Author : Philip Roth
Publisher : HarperCollins
Page : 401 pages
File Size : 16,77 MB
Release : 2004-10-05
Category : Fiction
ISBN : 0547345313
Philip Roth's bestselling alternate history—the chilling story of what happens to one family when America elects a charismatic, isolationist president—is soon to be an HBO limited series. In an extraordinary feat of narrative invention, Philip Roth imagines an alternate history where Franklin D. Roosevelt loses the 1940 presidential election to heroic aviator and rabid isolationist Charles A. Lindbergh. Shortly thereafter, Lindbergh negotiates a cordial “understanding” with Adolf Hitler, while the new government embarks on a program of folksy anti-Semitism.
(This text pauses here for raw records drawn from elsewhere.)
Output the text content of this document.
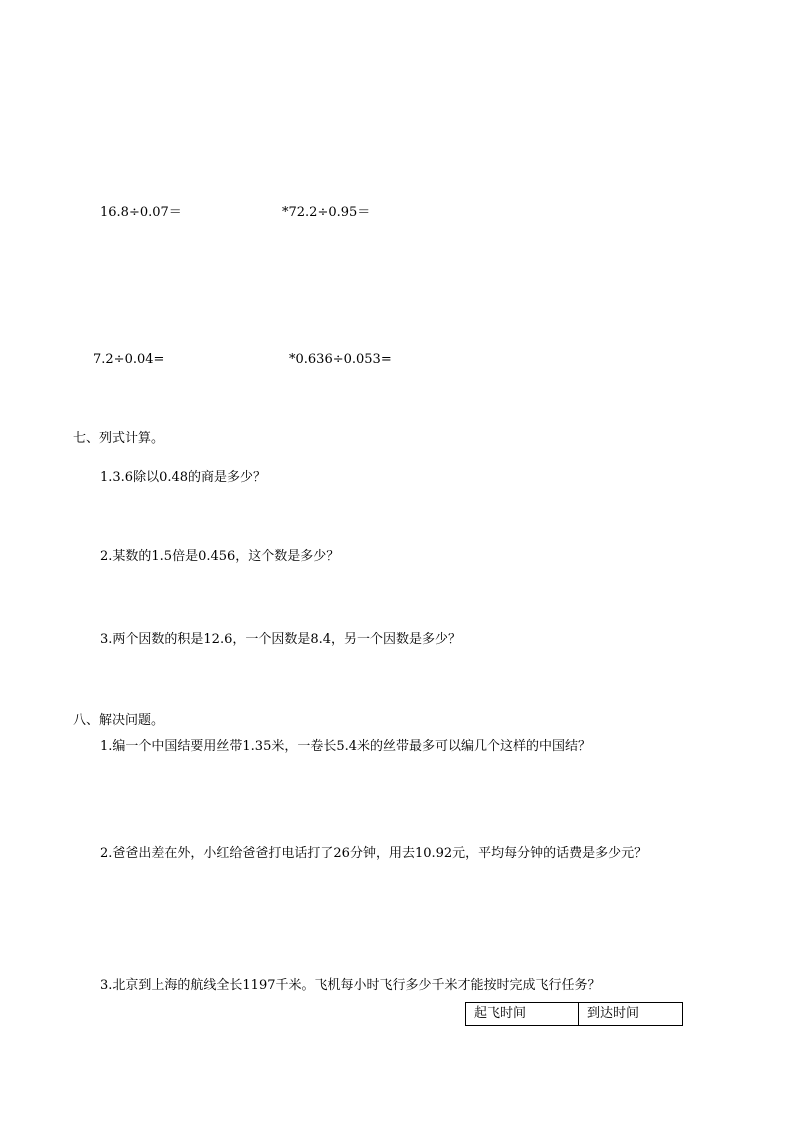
16.8÷0.07＝	*72.2÷0.95＝
7.2÷0.04=	*0.636÷0.053=
七、列式计算。
1.3.6除以0.48的商是多少？
2.某数的1.5倍是0.456，这个数是多少？
3.两个因数的积是12.6，一个因数是8.4，另一个因数是多少？
八、解决问题。
1.编一个中国结要用丝带1.35米，一卷长5.4米的丝带最多可以编几个这样的中国结？
2.爸爸出差在外，小红给爸爸打电话打了26分钟，用去10.92元，平均每分钟的话费是多少元？
3.北京到上海的航线全长1197千米。飞机每小时飞行多少千米才能按时完成飞行任务？
起飞时间	到达时间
For one boy growing up in Newark, Lindbergh’s election is the first in a series of ruptures that threaten to destroy his small, safe corner of America–and with it, his mother, his father, and his older brother. "A terrific political novel . . . Sinister, vivid, dreamlike . . . creepily plausible. . . You turn the pages, astonished and frightened.” — The New York Times Book Review
Author : Carolyn Cox
Publisher : U of Nebraska Press
Page : 398 pages
File Size : 13,48 MB
Release : 2021-03
Category : History
ISBN : 1640124322
The Snatch Racket will take the reader behind the scenes of kidnapping crimes that terrified the American public in the 1930s.